Grade: D

Artistic inspiration is a wonderful thing, but without discipline it can lead to visual cacophony. That’s certainly the case with “The Brothers Grimm.” Slapstick and grotesquerie make for an unsavory brew in Terry Gilliam’s latest splashy, overproduced fiasco, which turns the two German folk-tale-collecting siblings into a couple of nineteenth-century Ghostbusters and lays a major egg in the process. It’s just as extravagant and flamboyant as the director’s “The Adventures of Baron Munchausen,” but even more wrongheaded than that massive misfire.

Ehren Kruger’s slapdash script is set during the Napoleonic occupation of the German territories, early in the second decade of the century when the brothers would have been in their mid-twenties. But Jacob (Heath Ledger) and Wilhelm (Matt Damon) aren’t the budding philologist-folklorists of history: rechristened Jake and Will, they’re traveling con-men who use elaborate ruses to convince the local rustics that they’re bedeviled by supernatural forces and then offer their “exorcism” services at a hefty fee to their victims.

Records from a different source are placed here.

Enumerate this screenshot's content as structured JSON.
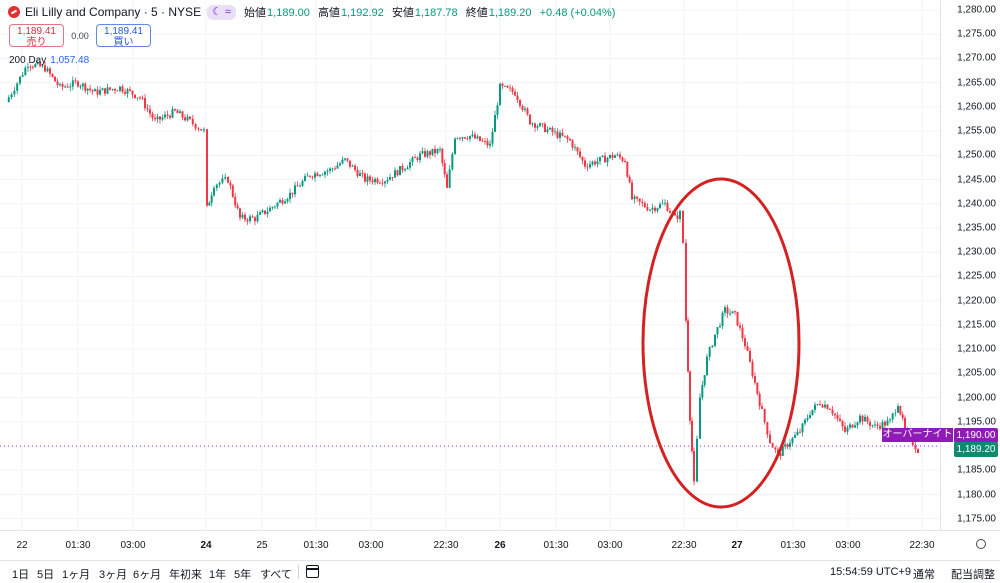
{
  "header": {
    "symbol_title": "Eli Lilly and Company · 5 · NYSE",
    "session_badge": "☾ ≈",
    "ohlc": {
      "open_label": "始値",
      "open": "1,189.00",
      "high_label": "高値",
      "high": "1,192.92",
      "low_label": "安値",
      "low": "1,187.78",
      "close_label": "終値",
      "close": "1,189.20",
      "change": "+0.48 (+0.04%)"
    }
  },
  "trade": {
    "sell_price": "1,189.41",
    "sell_label": "売り",
    "spread": "0.00",
    "buy_price": "1,189.41",
    "buy_label": "買い"
  },
  "ma_legend": {
    "label": "200 Day",
    "value": "1,057.48"
  },
  "price_axis": [
    "1,280.00",
    "1,275.00",
    "1,270.00",
    "1,265.00",
    "1,260.00",
    "1,255.00",
    "1,250.00",
    "1,245.00",
    "1,240.00",
    "1,235.00",
    "1,230.00",
    "1,225.00",
    "1,220.00",
    "1,215.00",
    "1,210.00",
    "1,205.00",
    "1,200.00",
    "1,195.00",
    "1,190.00",
    "1,185.00",
    "1,180.00",
    "1,175.00"
  ],
  "price_tags": {
    "post_label": "オーバーナイト",
    "post_price": "1,190.00",
    "last_price": "1,189.20"
  },
  "time_axis": [
    "22",
    "01:30",
    "03:00",
    "24",
    "25",
    "01:30",
    "03:00",
    "22:30",
    "26",
    "01:30",
    "03:00",
    "22:30",
    "27",
    "01:30",
    "03:00",
    "22:30"
  ],
  "range_buttons": [
    "1日",
    "5日",
    "1ヶ月",
    "3ヶ月",
    "6ヶ月",
    "年初来",
    "1年",
    "5年",
    "すべて"
  ],
  "status": {
    "clock": "15:54:59 UTC+9",
    "session": "通常",
    "adjust": "配当調整"
  },
  "colors": {
    "up": "#089981",
    "down": "#f23645",
    "annotation": "#d42222",
    "post_market": "#8e1bb5",
    "ma": "#2962ff"
  },
  "chart_data": {
    "type": "candlestick",
    "title": "Eli Lilly and Company · 5 · NYSE",
    "interval": "5 minutes",
    "ylim": [
      1173,
      1282
    ],
    "y_ticks": [
      1175,
      1180,
      1185,
      1190,
      1195,
      1200,
      1205,
      1210,
      1215,
      1220,
      1225,
      1230,
      1235,
      1240,
      1245,
      1250,
      1255,
      1260,
      1265,
      1270,
      1275,
      1280
    ],
    "x_ticks": [
      "22",
      "01:30",
      "03:00",
      "24",
      "25",
      "01:30",
      "03:00",
      "22:30",
      "26",
      "01:30",
      "03:00",
      "22:30",
      "27",
      "01:30",
      "03:00",
      "22:30"
    ],
    "path_approx": [
      {
        "x": "22",
        "close": 1261
      },
      {
        "x": "22 00:30",
        "close": 1269
      },
      {
        "x": "01:30",
        "close": 1265
      },
      {
        "x": "03:00",
        "close": 1260
      },
      {
        "x": "before 24",
        "close": 1255
      },
      {
        "x": "24 open",
        "close": 1239
      },
      {
        "x": "24 mid",
        "close": 1246
      },
      {
        "x": "25",
        "close": 1236
      },
      {
        "x": "01:30",
        "close": 1245
      },
      {
        "x": "03:00",
        "close": 1246
      },
      {
        "x": "before 22:30",
        "close": 1250
      },
      {
        "x": "22:30",
        "close": 1256
      },
      {
        "x": "26",
        "close": 1264
      },
      {
        "x": "01:30",
        "close": 1253
      },
      {
        "x": "03:00",
        "close": 1248
      },
      {
        "x": "after 03:00",
        "close": 1240
      },
      {
        "x": "before 22:30",
        "close": 1238
      },
      {
        "x": "22:30 drop",
        "close": 1182
      },
      {
        "x": "rebound",
        "close": 1218
      },
      {
        "x": "27",
        "close": 1210
      },
      {
        "x": "before 01:30",
        "close": 1187
      },
      {
        "x": "01:30",
        "close": 1197
      },
      {
        "x": "03:00",
        "close": 1193
      },
      {
        "x": "22:30",
        "close": 1189.2
      }
    ],
    "series": [
      {
        "name": "200 Day",
        "value": 1057.48
      }
    ],
    "grid": true,
    "annotation": "red ellipse around the sharp drop and rebound"
  }
}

All goes reasonably well until the French governor-general Delatombe (Jonathan Pryce) compels them and their goofy minions to confront what appears to be an actual ghostly intervention, involving the disappearance of children (some fairy-tale figures, like Little Red Riding Hood and Gretel) from a haunted forest near an apparently cursed village. Under the watchful eye of the general’s second-in-command, a gruesomely cruel and drooling Italian mercenary named Cavaldi (Peter Stormare), the duo enlist the aid of a reluctant local huntress, Angelina (Lena Headey), to take on the challenge, which proves to involve a malevolent ages-old queen (Monica Bullucci) who, as it turns out, requires the virgins’ energy to restore her youth, release her from a spell that keeps her trapped in a high tower, and allow her once again to rule the countryside. Complications escalate as Will and Jake both begin to have feelings for Angelina, causing some sibling rivalry, while the huntress’ supposedly dead father returns in an enchanted state and the governor arrives to handle the potentially troublesome situation once and for all by imposing French dominion over the unruly locality.

This murky mixture of light and shade would be difficult to turn into a satisfying whole under the best of circumstances, but it’s doomed by Gilliam’s unceasing penchant for garishness, black humor and pointlessly frenetic action, all shot and edited with an empty virtuosity that accentuates the weaknesses. The camera careens recklessly over the landscape and through the gloomily elaborate interiors, turning the performers into overwrought, gibbering caricatures. Pryce and Stormare come off especially badly, both sporting atrocious accents and encouraged to adopt flamboyant poses that go way beyond cartoonish. But the miscast Damon and Ledger fare little better. Both seem totally ill-at-ease, but in different ways. Damon’s supposed to be the more stalwart, controlled of the duo, but he’s simply stiff, while Ledger is reduced to doing a variant of the hyper-active shtick that Brad Pitt attempted in Gilliam’s “Twelve Monkeys,” and coming off very poorly at it. It’s impossible to have any liking for these characters, who seem more gargoyles than human beings, or for Bellucci’s mean-spirited queen, presented as a Disney villainess in live-action form. Headey emerges more sympathetic than anyone else, but that’s not saying much. And while the production team certainly puts itself at the disposal of the director’s typically extravagant imaginings, even in that respect “The Brothers Grimm” is disappointing, ultimately looking more gloomy than grandiose. The lumbering trees in the forest, for instance, simply call to mind the cheesy ones that once populated “H.R. Pufnstuf.” In fact, by the end Gilliam’s whole enterprise resembles nothing more than a bizarre, moody fun-house-mirror version of one of those surrealistic old Krofft Brothers shows.

The 1962 George Pal Cinerama extravaganza “The Wonderful World of the Brothers Grimm” might seem terribly sedate and old-fashioned in today’s overheated cinematic environment, but it’s still much to be preferred to another Gilliam exercise in wretched excess, an orgy of big-budget incoherence more likely to cause appalled astonishment than childish delight.